Lo que sí se debería hacer es ser más exigentes en los “requisitos básicos de funcionamiento”, que son la base y plataforma mínima para construir la calidad, y dicho sea de paso, muchas instituciones no los cumplen.
Una educación superior de calidad es costosa y compleja, e implica seguir una rúbrica ya conocida: a) Atraer y retener a una planta de docentes e investigadores de calidad; b) Invertir en laboratorios, espacios experimentales y edificios; c) Contar con un proyecto educativo con visión de largo plazo; d) Diseñar desafíos para mejorar la sociedad y cumplir sus metas; y e) Formar profesionales y científicos competentes; y esto no se puede lograr con cuotas bajas y sin filantropía o donantes.
¿Qué hemos hecho o a qué nos hemos dedicado? Generalmente, a dar títulos, a cumplir esa función vacía e infame que señalaba Ignacio Martín-Baró “ser ascensores sociales”; muchísima gente tiene grados académicos que ni ellos mismos saben cómo lo lograron; esto, sin contar la cantidad de títulos irregulares.
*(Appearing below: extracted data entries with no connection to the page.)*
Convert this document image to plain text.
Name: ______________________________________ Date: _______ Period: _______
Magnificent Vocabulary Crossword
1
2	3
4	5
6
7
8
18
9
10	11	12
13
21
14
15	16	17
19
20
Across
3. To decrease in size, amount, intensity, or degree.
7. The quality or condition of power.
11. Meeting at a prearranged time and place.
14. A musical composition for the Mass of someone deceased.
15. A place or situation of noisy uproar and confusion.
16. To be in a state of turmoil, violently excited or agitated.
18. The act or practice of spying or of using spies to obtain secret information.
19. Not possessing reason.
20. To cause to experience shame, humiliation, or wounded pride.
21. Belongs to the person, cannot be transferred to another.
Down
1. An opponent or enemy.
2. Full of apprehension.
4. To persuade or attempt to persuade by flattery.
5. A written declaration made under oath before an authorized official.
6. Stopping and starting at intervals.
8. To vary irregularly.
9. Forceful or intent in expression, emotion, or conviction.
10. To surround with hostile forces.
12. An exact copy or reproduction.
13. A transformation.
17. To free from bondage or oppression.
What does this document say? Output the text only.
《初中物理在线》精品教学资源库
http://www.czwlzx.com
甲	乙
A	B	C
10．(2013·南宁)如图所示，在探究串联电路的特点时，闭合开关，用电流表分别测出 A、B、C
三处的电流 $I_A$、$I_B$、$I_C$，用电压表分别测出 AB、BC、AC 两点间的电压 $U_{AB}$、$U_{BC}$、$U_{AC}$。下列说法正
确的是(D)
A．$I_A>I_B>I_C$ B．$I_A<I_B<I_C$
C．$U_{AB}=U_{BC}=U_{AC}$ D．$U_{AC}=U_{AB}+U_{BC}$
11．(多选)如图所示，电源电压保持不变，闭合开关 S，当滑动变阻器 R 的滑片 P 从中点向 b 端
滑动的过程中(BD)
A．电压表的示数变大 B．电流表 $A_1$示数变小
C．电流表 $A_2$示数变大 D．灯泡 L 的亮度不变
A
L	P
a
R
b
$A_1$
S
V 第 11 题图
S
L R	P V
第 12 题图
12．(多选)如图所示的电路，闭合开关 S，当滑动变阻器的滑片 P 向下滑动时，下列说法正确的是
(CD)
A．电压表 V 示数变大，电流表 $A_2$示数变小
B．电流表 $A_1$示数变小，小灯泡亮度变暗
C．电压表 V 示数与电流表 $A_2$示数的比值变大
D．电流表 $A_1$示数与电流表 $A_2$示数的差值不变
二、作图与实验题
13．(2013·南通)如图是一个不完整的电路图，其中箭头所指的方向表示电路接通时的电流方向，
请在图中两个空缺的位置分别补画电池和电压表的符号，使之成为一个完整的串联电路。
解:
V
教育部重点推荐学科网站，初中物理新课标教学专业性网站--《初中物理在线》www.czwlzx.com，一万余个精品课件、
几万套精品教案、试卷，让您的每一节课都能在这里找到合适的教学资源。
Como sistema educativo superior, en un país de escasos recursos, podemos buscar excusas para tolerar la mediocridad, las hay y muchas; pero también podríamos comenzar a cambiar. Si se definen metas y prioridades, si se invierte más y mejor, si se planifica con visión estratégica y de largo plazo, si se buscan socios para transferencia de conocimientos, podemos tener en el mediano plazo más patentes y estas pueden diversificar las fuentes de ingresos.
Si las instituciones de educación superior orientan sus esfuerzos en la excelencia, en el prestigio de sus graduados y en medir su impacto científico, la situación puede comenzar a cambiar.
Somos -o debemos ser- organizaciones educativas y de conocimiento; y es necesario contar con rectores, decanos, dirigentes, directores, investigadores y docentes que entiendan bien su misión y que trabajen para elevar la calidad de sus organizaciones, cada día y de manera progresiva.
No debe haber espacio para la mediocridad, tampoco la universidad es un refugio del desempleo, no debe haber docentes sin las capacidades y experiencias enseñando, no puede haber investigadores que no estén aportando algo nuevo a las ciencias. Cada quién, en la universidad -sea pública o privada- debe cuestionarse sobre su rol e impacto en la vida de los demás.
Ser universitario es trabajar con el futuro de la gente y ayudarles a pensar que todo se puede mejorar, que tienen la capacidad de fallar y volver a seguir; parafraseando a Elon Musk: la universidad es el lugar para cambiar el mundo.